The boy spoke up, “Did you see that blood streak on the side of the church?”
Some of us nodded.
“That was from my teacher, Miss Stephens. She saved me from my parents when they were trying to kill me,” he said the words matter-of-factly, as if he were talking about something that had happened at school that day.
Darla gasped, and Tavia’s hand flew up to her mouth. Halle looked to me, not knowing how to react. Since it had all began, all I could think about was getting to my mom. I hadn’t thought about what it would be like if she were dead—or worse, if she tried to kill Halle or me.
April offered an apologetic smile and cupped the boy’s shoulders. “This is Connor. Annabelle Stephens was our first-grade teacher. She was the best. Right, Connor?”
He looked up at April.

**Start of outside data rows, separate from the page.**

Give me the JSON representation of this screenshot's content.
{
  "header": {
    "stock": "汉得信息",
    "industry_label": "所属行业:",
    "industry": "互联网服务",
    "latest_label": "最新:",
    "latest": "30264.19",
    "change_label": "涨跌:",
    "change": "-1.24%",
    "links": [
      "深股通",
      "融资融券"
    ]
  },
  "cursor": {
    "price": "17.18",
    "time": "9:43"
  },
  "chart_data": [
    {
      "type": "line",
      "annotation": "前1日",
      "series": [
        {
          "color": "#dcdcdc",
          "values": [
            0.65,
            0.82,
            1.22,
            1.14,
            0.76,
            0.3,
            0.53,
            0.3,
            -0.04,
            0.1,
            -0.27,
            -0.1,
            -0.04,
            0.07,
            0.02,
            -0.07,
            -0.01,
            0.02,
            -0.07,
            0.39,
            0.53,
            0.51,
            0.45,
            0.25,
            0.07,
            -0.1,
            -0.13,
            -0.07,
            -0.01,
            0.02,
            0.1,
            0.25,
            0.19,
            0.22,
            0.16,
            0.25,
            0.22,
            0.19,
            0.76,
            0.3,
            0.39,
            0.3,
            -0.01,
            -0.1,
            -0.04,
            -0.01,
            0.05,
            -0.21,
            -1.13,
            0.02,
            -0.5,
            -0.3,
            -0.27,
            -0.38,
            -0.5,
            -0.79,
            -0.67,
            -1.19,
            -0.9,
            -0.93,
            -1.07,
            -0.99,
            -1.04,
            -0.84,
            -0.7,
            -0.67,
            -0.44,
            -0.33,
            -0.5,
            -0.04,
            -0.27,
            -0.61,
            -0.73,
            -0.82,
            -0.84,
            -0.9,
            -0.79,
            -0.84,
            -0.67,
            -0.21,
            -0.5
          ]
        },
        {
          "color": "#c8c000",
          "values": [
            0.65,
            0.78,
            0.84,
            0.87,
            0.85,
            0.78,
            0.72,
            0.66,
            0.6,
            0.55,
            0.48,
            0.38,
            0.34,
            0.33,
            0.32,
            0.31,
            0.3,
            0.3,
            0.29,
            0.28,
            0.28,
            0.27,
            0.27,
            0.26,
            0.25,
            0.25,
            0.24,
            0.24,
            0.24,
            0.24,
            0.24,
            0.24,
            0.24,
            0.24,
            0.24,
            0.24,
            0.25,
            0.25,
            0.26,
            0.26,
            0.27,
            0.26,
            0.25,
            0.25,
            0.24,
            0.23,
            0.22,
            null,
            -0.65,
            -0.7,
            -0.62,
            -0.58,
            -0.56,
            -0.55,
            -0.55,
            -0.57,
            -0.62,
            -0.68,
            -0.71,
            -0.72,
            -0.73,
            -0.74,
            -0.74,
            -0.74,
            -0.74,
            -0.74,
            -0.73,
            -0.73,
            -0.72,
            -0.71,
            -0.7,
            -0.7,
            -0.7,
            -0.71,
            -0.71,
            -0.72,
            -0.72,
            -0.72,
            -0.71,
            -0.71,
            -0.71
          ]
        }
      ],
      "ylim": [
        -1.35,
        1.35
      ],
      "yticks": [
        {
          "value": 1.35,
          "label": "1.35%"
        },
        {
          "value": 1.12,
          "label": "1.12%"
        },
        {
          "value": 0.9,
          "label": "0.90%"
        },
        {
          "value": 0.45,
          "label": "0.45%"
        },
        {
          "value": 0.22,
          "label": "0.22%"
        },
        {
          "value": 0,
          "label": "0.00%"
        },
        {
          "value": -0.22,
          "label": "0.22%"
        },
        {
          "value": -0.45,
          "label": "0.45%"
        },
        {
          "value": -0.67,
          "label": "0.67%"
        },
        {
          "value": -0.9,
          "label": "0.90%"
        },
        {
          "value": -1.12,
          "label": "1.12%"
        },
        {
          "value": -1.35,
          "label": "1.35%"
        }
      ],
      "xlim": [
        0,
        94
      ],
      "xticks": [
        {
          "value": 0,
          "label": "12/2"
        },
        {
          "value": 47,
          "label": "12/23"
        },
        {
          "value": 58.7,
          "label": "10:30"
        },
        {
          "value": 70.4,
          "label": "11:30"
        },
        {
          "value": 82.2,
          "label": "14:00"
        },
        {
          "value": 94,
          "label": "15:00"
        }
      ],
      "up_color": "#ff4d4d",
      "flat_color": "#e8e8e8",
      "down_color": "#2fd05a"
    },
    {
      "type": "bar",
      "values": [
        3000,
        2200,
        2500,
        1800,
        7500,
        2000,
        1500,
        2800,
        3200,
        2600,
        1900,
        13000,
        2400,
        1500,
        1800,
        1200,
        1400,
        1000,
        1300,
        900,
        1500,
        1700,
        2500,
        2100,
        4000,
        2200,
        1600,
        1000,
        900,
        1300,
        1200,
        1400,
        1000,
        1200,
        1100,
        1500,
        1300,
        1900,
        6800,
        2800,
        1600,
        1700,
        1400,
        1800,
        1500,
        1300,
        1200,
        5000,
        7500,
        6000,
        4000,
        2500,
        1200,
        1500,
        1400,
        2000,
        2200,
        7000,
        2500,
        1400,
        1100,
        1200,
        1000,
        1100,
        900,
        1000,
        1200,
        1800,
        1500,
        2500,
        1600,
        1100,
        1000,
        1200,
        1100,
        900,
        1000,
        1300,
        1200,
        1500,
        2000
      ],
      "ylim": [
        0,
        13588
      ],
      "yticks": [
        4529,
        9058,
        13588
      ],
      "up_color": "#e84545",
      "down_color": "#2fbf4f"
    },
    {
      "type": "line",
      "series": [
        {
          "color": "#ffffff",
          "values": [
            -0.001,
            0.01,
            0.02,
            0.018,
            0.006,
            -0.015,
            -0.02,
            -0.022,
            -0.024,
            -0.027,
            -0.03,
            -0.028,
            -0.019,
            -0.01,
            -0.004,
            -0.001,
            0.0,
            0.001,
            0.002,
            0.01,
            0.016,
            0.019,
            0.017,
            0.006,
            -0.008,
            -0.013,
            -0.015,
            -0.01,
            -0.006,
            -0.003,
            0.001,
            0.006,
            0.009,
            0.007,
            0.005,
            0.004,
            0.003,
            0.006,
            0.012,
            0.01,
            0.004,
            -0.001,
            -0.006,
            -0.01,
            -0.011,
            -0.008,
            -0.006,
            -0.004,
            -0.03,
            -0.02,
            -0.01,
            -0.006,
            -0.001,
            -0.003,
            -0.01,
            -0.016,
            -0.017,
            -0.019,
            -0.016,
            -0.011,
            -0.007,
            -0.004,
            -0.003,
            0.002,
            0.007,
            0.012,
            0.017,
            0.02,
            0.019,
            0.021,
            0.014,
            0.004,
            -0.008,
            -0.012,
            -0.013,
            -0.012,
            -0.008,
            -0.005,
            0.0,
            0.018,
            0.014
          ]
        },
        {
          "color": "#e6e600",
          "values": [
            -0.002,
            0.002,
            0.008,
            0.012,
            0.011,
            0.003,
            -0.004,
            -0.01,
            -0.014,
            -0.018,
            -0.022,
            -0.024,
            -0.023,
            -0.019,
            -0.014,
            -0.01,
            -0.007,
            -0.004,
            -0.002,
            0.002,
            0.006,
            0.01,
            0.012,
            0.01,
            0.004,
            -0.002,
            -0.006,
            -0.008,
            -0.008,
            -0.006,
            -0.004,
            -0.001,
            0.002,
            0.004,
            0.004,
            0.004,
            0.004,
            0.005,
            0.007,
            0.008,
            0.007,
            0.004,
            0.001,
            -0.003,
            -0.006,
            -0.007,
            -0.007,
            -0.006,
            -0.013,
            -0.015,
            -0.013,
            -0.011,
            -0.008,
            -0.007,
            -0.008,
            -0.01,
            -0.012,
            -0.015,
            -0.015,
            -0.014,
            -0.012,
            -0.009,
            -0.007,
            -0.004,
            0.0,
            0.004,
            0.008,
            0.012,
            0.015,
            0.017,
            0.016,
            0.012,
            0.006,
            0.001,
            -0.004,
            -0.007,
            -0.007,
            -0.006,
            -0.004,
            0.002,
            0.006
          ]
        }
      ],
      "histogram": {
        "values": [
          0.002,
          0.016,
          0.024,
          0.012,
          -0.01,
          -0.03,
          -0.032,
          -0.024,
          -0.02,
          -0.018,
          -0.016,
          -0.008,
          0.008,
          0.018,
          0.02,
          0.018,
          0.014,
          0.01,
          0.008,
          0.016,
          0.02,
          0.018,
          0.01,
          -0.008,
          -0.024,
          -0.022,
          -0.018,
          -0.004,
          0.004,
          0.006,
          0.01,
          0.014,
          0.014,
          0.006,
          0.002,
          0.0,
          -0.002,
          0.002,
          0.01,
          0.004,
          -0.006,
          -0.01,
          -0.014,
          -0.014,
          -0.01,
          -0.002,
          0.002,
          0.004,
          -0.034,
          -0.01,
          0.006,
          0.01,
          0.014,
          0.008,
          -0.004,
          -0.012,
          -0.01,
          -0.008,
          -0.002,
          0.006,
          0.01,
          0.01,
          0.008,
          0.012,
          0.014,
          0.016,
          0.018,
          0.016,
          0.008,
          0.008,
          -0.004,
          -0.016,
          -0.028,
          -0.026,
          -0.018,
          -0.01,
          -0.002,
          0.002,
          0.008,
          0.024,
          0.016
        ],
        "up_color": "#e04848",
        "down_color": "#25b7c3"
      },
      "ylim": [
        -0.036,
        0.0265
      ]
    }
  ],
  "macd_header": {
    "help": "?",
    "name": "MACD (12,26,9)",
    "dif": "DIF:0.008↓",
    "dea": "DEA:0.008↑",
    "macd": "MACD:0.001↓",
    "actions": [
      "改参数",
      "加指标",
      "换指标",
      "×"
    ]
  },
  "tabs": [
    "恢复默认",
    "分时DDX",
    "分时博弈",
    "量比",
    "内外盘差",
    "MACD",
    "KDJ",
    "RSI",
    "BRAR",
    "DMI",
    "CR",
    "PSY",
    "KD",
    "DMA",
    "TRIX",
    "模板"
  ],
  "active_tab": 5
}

His eyes darkened with guilt. “She would have lived if she hadn’t saved me.”
April frowned. “She wanted it that way. Don’t forget that. She loved you, and she wanted you to live. She would have done that for any one of you kids. We’ve discussed this, Connor. You can’t blame yourself.”
“What did you do,” I asked, “when your parents changed and chased you?”
“Jenna!” Dad scolded.
Connor’s eyes shot up to my dad and then back at me with a blank expression. “I ran.”
After I finished my sandwich and chips and downed an entire bottle of water, I helped Dad fill up the empty bottles from the tap, and then we resituated our packs.
The gunshots still continued, but they were infrequent, and I was beginning to get used to them.
Halle was playing with Madelyn and the younger boys while Connor seemed to prefer standing by the window and looking out of the holes.
Dad joined the adults to discuss what was next, but their conversation derailed somewhere between plans and theories to what had caused the virus.
“I’m just glad I never got a flu shot,” April said. “There were reports that those who had one were turning faster once they were bit.”
“I’ve heard that,” Dad said. “I had mine, so if I get bitten, I guess you’d better shoot me quick.”
“I didn’t get mine, so let me say my good-byes,” Tavia said, glancing back sadly at her son.
April scratched the back of her neck. “I still don’t understand though. People with the flu shot are turning more quickly? After they’ve been bitten? After they die?”